Only last month, before Holy Week, Duterte said he would “suspend the writ of habeas corpus if pushed against the wall” (philstar.com April 4, 2019). He threatened to declare a “revolutionary war” after Senate Minority Leader Franklin Drilon asked the administration to be cautious in reviewing government contracts. But he has threatened this before, when irked by something or other. “If it (the situation) will deteriorate into something really very virulent, I will declare martial law if I want to. Walang makapigil sa akin (No one can stop me),” Duterte said before the Davao City Chamber of Commerce (Rappler, Jan. 14, 2019).
“The dominance of fear and violence makes Duterte’s regime a de facto dictatorship — even without the Marcos-style proclamation of martial law,” Prof. Abao says (BusinessWorld, op. cit.). But Marcos was “bureaucratic authoritarian” and Duterte is a “populist authoritarian,” Abao distinguishes, meaning, “alam niya ang kiliti” (he knows the soft spot) of the common people. And thus his popularity ratings are steadily high.

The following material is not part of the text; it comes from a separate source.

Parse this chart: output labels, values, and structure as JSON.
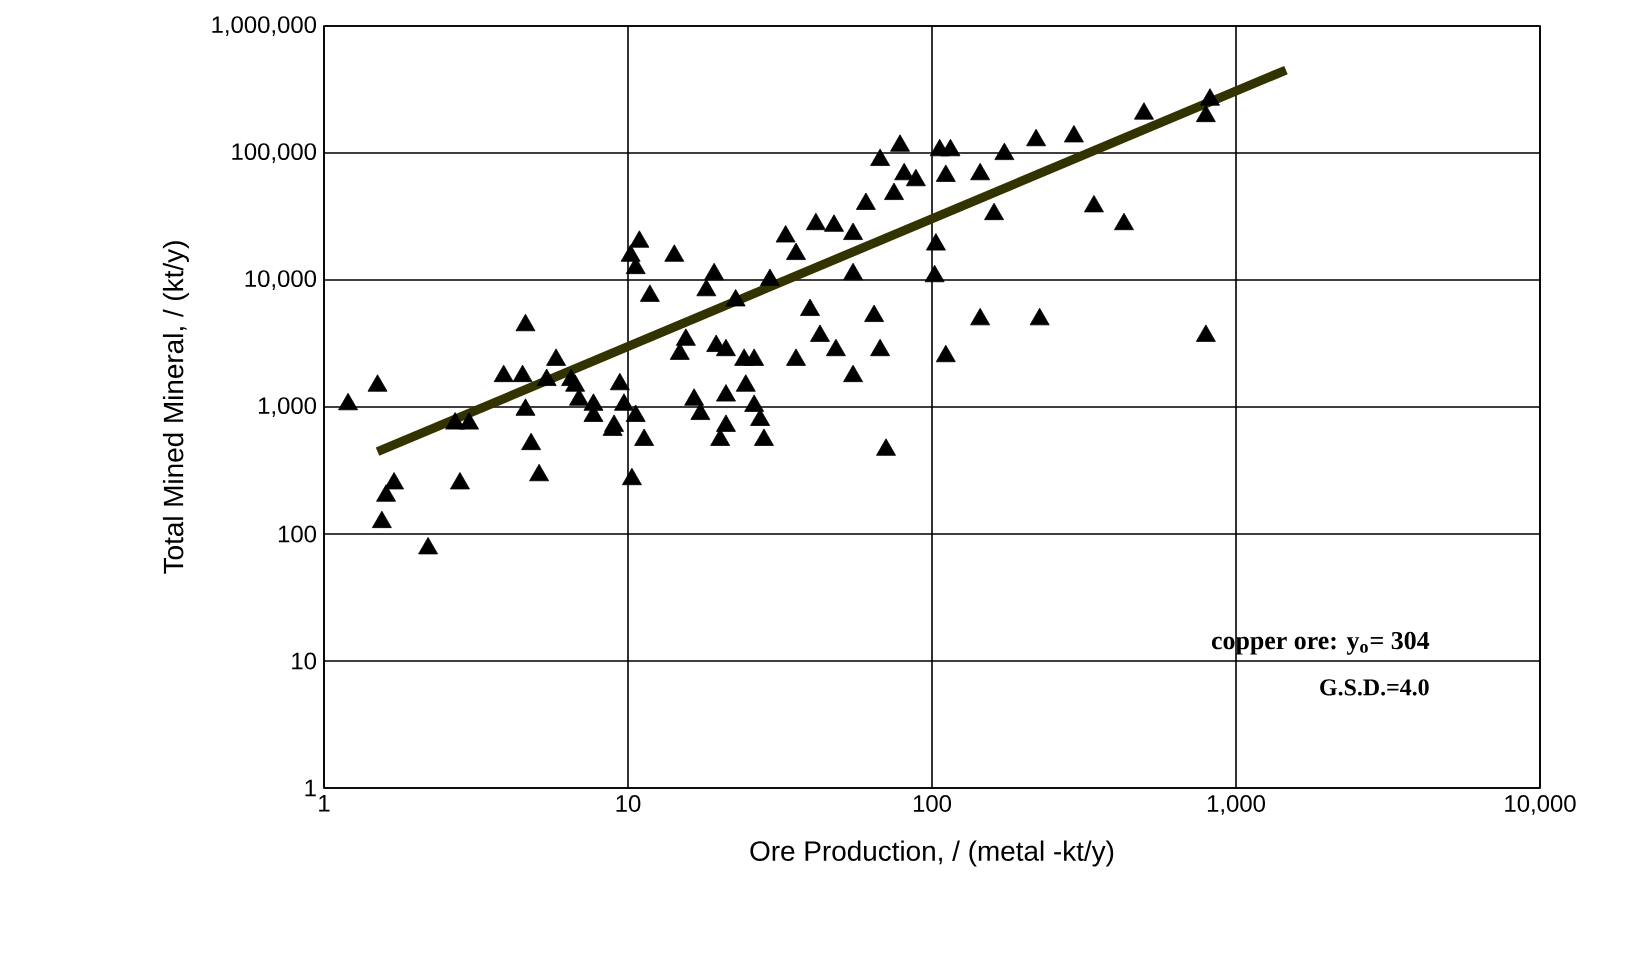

Realizing his peculiar populist charm, he waxes poetic about what he does and will do for the good of his people. One of his latest coups was the signing on February 14 Republic Act 11201 creating the Department of Human Settlements and Urban Development (DHSUD). The new law will merge the Housing and Urban Development Coordinating Council (HUDCC) and the Housing and Land Use Regulatory Board. It will also reconstitute the HLURB into the Human Settlements Adjudication Commission (The Philippine Star Feb 20, 2019).
The law also creates the National Human Settlements Board to be composed of the department secretary, as well as the heads of the National Economic Development Authority, the Department of Finance, the Department of Budget and Management, the Department of Public Works and Highways, and the Department of the Interior and Local Government (DILG). It shall have administrative supervision of the National Housing Authority, the National Home Mortgage Finance Corporation, the Home Development Mutual Fund, and the Social Housing Finance Corporation (CNN News Feb. 19, 2019).
OMG! This DHSUD will be the superbody of all in the bureaucracy, ruling much of the lives and fate of Filipinos. The editorial of the Philippine Star cautioned that “The first time the country had a ministry in charge of human settlements, it was headed by then first lady Imelda Marcos, who ended up being indicted together with her deputy for corruption related to housing programs. They were cleared by the Sandiganbayan in a ruling that was assailed by victims of the Marcos dictatorship…We hope that (the DHSUD) will not go the same way” (Philstar Feb. 21. 2019.)
It has been almost three months, and well into the 180-day period given to the DHSUD to organize itself, and start identifying idle public land for intensive free public housing development. Yet Pres. Duterte has not chosen or identified the super-person who will be department secretary. Some catty oppositionists tease that Human Settlements Secretary will probably be Imelda Marcos, in glorious redux of her esteemed position in “the Conjugal Dictatorship” as Minister of Human Settlements. Or maybe by right of representation, and in honor of the late dictator Ferdinand Marcos, it will be Bongbong Marcos; or Imee Marcos, if she does not win as senator in the May 13 elections. Or whoever. Whatever.
Why does a leery taunting hurt the sensitivities with that coarse voice saying, “Up yours?”
Amelia H. C. Ylagan is a Doctor of Business Administration from the University of the Philippines.